The present invention relates to novel organofunctional imidesilane coupling agents which exhibit exceptionally high thermal stability and outstanding coupling effectiveness in composites consisting of a polyimide resin matrix and a mineral oxide substrate. The invention also relates to the methods of synthesizing, isolating and employing the compounds in polyimide-mineral oxide composites.
In producing integrated circuits, use is made frequently of a silica substrate to which is adhered a patterned polyimide wash to provide dielectric isolation. Frequently, these circuits are formed at elevated temperatures of up to about 300.degree. C. or higher which requires that adhesion promoters utilized in the circuit formation provide strong bonding and are thermally stable. Extensive research has been carried out to develop silane coupling agents for high temperature resins. For example, numerous reactive organofunctional aromatic silanes have been evaluated [e.g., Pleuddemann, Proceedings, 22nd Annual Meeting of the Reinforced Plastics Division of the Society of the Plastics Industry, Sec. 9-A, p. 1 (1967)] and a ranking of thermal stability has been proposed. More recently, ethylene bridged aromatic silanes have been suggested as high temperature coupling agents [B. Arkles and W. Peterson, Proceedings, 35th Annual Technical Conference. Reinforced Plastics Composites Institute, SPI (1980)]. However, known compounds have not exhibited the balance of properties required in commercial applications of composites comprising polyimide resins and films and a mineral oxide substrate. These properties include solubility, reactivity, interpenetrating compatibility of the polymer formed at the interface with the polyimide and the high adhesive strength at the interface retained upon exposure of the composite to elevated temperature.

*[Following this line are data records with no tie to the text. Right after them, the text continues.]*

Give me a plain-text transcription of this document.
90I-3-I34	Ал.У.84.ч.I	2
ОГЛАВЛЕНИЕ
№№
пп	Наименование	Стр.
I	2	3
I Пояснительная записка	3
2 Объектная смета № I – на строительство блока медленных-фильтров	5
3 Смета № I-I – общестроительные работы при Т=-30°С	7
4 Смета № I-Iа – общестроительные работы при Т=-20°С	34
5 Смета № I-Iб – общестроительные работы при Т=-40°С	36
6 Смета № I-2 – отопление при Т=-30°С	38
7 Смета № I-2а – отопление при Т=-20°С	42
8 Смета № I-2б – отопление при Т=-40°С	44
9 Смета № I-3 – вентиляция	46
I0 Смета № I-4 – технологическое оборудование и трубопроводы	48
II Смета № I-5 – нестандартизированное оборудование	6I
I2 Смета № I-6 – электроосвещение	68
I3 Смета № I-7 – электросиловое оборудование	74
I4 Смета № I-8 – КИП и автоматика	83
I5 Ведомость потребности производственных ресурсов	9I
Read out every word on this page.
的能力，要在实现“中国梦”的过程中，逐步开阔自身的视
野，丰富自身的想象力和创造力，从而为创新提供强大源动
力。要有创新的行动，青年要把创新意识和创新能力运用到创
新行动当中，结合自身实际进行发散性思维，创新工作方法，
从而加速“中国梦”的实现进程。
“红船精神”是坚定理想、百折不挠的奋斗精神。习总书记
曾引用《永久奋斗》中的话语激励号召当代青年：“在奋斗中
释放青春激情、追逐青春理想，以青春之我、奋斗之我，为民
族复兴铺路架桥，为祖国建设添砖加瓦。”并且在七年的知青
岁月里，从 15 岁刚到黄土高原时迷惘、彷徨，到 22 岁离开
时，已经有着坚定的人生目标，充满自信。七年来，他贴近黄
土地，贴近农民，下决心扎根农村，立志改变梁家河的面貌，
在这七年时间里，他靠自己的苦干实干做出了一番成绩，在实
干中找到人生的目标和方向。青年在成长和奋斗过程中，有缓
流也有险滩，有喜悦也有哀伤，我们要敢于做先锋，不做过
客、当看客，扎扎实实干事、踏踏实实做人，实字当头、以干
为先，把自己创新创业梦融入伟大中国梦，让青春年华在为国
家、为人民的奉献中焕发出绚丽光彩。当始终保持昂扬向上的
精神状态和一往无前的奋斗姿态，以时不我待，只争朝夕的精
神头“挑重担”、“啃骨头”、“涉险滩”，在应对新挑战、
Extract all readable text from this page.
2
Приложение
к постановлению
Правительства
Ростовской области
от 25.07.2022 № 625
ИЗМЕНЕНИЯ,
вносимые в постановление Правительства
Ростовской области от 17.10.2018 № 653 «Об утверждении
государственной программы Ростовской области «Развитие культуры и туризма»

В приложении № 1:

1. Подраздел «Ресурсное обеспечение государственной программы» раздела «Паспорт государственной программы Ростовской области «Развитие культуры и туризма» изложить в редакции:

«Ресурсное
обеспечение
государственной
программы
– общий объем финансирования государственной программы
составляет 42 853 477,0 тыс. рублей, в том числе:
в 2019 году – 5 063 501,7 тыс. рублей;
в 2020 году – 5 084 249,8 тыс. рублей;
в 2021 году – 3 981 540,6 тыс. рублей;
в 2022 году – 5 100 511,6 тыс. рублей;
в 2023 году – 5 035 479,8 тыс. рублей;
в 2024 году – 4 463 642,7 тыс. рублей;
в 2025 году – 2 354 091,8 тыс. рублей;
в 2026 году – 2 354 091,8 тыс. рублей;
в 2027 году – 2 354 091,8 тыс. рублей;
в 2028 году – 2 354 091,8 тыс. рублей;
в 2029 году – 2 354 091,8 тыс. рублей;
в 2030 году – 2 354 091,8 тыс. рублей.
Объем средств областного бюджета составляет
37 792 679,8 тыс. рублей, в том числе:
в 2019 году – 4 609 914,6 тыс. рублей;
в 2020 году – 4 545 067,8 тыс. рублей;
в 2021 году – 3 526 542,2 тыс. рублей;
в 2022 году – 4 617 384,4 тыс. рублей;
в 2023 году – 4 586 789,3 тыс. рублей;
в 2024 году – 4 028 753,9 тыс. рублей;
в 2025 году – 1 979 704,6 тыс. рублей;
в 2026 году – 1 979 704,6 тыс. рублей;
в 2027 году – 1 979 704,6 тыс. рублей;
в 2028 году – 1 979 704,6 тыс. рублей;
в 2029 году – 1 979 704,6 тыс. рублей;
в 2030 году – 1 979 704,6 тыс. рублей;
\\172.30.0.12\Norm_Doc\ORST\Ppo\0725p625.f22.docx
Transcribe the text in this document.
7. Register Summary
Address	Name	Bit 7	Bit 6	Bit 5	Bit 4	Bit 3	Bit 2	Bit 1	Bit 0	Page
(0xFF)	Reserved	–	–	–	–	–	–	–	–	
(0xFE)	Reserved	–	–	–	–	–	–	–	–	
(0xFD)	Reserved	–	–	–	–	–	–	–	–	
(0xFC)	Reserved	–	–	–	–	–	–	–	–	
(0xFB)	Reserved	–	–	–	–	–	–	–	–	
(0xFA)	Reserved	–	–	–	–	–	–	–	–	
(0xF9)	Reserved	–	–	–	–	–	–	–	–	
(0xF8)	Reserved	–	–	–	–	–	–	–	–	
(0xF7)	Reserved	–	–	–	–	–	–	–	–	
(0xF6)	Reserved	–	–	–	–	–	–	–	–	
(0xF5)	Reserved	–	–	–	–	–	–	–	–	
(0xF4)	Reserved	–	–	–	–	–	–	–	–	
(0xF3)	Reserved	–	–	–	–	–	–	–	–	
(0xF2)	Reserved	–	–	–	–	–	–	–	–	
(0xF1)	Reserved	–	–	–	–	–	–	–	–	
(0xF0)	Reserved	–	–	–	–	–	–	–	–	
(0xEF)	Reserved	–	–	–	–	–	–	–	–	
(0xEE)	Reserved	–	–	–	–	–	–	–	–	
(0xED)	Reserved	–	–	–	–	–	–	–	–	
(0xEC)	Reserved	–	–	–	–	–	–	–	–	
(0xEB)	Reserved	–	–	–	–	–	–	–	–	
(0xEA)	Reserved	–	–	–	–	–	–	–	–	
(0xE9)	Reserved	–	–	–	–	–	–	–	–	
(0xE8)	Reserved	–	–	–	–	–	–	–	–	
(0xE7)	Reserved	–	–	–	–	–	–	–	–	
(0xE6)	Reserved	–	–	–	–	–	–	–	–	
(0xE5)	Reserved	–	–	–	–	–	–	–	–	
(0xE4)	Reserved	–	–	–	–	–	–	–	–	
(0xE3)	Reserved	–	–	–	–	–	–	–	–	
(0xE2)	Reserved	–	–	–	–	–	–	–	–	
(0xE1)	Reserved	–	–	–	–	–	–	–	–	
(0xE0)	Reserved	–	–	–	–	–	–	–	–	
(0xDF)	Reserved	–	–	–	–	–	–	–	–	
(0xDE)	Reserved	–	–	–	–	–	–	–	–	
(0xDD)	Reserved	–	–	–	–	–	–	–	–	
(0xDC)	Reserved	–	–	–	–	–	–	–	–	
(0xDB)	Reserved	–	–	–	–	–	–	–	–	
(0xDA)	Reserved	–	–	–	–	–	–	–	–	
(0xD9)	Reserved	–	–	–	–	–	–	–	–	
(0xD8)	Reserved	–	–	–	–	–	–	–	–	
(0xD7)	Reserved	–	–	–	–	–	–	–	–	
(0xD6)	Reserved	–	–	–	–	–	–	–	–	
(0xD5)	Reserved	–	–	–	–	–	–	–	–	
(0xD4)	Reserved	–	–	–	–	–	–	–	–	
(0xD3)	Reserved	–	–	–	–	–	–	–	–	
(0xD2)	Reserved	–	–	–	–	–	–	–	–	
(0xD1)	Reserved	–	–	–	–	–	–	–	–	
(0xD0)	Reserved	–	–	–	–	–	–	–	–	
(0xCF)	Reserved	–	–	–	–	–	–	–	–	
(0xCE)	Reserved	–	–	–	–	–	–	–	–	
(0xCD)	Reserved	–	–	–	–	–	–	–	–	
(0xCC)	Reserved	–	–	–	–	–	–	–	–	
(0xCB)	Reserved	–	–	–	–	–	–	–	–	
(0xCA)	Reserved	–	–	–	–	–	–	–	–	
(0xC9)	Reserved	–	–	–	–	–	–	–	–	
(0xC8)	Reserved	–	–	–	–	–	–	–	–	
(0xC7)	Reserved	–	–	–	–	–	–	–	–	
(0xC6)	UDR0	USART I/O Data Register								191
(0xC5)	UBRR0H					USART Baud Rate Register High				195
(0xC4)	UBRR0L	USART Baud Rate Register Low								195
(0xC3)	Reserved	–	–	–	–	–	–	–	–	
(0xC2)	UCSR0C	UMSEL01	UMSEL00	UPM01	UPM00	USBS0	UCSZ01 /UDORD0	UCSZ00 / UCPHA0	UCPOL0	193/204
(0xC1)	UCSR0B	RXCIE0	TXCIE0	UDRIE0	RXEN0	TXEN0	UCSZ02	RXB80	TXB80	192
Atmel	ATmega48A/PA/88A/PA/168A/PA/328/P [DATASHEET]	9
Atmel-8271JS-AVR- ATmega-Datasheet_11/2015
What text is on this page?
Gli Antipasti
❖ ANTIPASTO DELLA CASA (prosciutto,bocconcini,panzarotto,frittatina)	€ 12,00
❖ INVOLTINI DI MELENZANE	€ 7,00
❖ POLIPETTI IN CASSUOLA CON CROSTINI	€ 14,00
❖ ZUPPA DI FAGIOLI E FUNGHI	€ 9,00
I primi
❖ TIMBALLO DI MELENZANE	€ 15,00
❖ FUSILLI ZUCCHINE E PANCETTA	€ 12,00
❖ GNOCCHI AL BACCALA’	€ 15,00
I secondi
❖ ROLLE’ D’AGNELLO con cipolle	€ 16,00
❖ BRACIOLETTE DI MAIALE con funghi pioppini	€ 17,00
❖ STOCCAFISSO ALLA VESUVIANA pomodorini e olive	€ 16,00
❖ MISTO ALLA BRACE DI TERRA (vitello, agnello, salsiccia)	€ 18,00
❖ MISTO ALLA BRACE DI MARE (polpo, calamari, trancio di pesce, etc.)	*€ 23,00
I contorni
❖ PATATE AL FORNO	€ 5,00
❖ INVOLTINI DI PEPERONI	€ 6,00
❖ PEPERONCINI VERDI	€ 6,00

Attempts have been made to incorporate amino-functional silanes in polyimide resins in order to improve the adhesive strength of the modified polymers in composites without pretreatment of the substrate with adhesion promoters. Such "integral mix" coupling approaches, in which coupling agents were not isolated, characterized and separately applied, disclosed, for example, in German Offenlegungsschrift No. 2,838,874 and in U.S. Pat. No. 4,161,477, have many limitations and do not represent a solution to the problem of thermally stable coupling agents for polyimide composites.
It would be desirable to provide coupling agents for effecting adhesion between a polyimide and a mineral oxide substrate which effect a strong bond and which are thermally stable. Such coupling agents would facilitate the production of the composite products, particularly integrated circuits.